随着声音越来越大,苏薄终于听清了来人在说什么。
“咚!”
“我有罪。”
苏薄并没有急着探头出去观察情况,听着动静,来人似乎是在走廊,也不知是被操控着做了什么。声音越来越近,最后离苏薄只隔了一堵墙。
那人在墙的另一面不停地重复着“我有罪”,声音逐渐虚弱了下来。
苏薄猜测她要是再不出去,那人怕是会被游戏直接折磨死。但要用这人来实验眼球的话,还得帮他找到控制他的父母和那只关键的眼球。
“麻烦。”苏薄叹气,随后转了转因为长时间蛰伏在暗处而僵硬的手腕和脖子,侧身出现在了走廊上。
那是一个苏薄没有见过的劣等种。
也正常,D区的劣种舍多如牛毛,在苏薄看不见的地方,不知道有多少个堆满废弃智械和人体组织的劣种舍,蜂窝洞一样挤在一起。
正在用头撞击着木门的劣等种似乎已经维持这个动作很久了,他的脸上布满了额头处流下的血,滴答滴答在地上积了一滩。

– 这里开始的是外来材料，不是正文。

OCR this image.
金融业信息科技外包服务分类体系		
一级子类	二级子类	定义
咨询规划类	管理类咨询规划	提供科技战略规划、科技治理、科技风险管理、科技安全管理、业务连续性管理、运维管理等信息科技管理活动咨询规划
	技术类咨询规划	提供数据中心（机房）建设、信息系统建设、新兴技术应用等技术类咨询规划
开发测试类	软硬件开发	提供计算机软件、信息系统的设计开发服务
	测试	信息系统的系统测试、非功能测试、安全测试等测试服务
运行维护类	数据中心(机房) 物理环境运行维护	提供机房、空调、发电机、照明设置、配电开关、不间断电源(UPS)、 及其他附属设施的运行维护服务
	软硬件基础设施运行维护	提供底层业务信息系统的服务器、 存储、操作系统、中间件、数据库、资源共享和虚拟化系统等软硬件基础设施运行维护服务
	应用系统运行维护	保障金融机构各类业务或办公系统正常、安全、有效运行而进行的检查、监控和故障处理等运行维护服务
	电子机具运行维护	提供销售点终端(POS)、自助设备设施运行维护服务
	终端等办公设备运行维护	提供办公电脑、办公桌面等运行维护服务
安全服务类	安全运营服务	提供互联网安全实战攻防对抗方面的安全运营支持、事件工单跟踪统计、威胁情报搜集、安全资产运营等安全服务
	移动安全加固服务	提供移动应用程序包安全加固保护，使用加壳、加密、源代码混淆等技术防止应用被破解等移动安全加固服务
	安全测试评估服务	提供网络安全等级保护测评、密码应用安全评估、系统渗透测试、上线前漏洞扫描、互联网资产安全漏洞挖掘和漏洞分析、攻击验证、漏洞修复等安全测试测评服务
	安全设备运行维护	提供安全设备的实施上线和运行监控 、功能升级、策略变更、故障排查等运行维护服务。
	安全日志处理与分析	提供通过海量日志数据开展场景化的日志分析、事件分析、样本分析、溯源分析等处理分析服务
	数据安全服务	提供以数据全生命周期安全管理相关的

看不清脸,只能看见一个血红色的脑袋,和脑袋背后棕黑色的短发。
被撞击的木门顶上突兀的嵌着一颗眼球。
眼球似乎很满意自己的杰作,微微眯起,眼珠一动不动地盯着下方被控制的劣等种。
苏薄准备直接用铁钉射爆它。
之前的一场场打斗使她更加强壮,随着怪物尸体的死去,它们身体内的生机似乎都转移到了苏薄的身体里。但苏薄感觉到能被她彻底吸收的那部分力量只是少数,大多数力量石沉大海般积攒在她身体深处,无法使用过来。
她的眼睛变得比以前更锐利,能看清空气中气流的变化,灰尘的浮动,甚至是,门上那颗眼球里的血丝。
“咚。”
“我有罪。”
在劣等种重复那段话的一瞬间,苏薄出手了。
说话声掩盖了铁钉划破空气的声音,木门上的眼球完全没有反应过来。
“噗!”
像吹满气的气球被扎破,在瞬间漏了气。
眼球里猛地爆出透明的粘液,淋了正在撞门的劣等种一身。
苏薄的身影彻底暴露在走廊的灯光下,那劣等种似乎还没从被控制的惯性中反应过来,他僵硬地保持着头撞在木门上的姿势,血球般的脸上嘴巴微张,露出了红白相间的牙齿。
并没有给他缓过神来的时间,苏薄快步上前扯住他的衣领,然后垫脚取下了扎在已经干瘪的眼球上的铁钉。
“啪!”
劣等种被苏薄打晕了过去。
苏薄本想将他的身体放在原处,去杀死那对控制他的“父母”。但又担心等她回来男人会突然消失。毕竟男人还没有脱离控制,这个被杀死的眼球可能只是无数眼球之一,并不是最关键的那颗眼球。
于是苏薄就这么扯着男人的衣领,准备拖着他去寻找他对应的控制者。
她熟练地用铁钉破开木门,现在的她力道已经能够轻而易举地撬开门锁了。
接下来的一切都顺理成章,苏薄像专门收割眼球的死神,将房间内堆积成山的眼球一颗颗踩爆,为了提升效率,她又干脆把男人的身体当做武器,挥起来重重像眼球堆砸去。
“还挺解压。”
苏薄听着眼球啪叽啪叽破裂的声音感叹道。
黏在苏薄耳垂上的眼球:“......”根本不敢说话。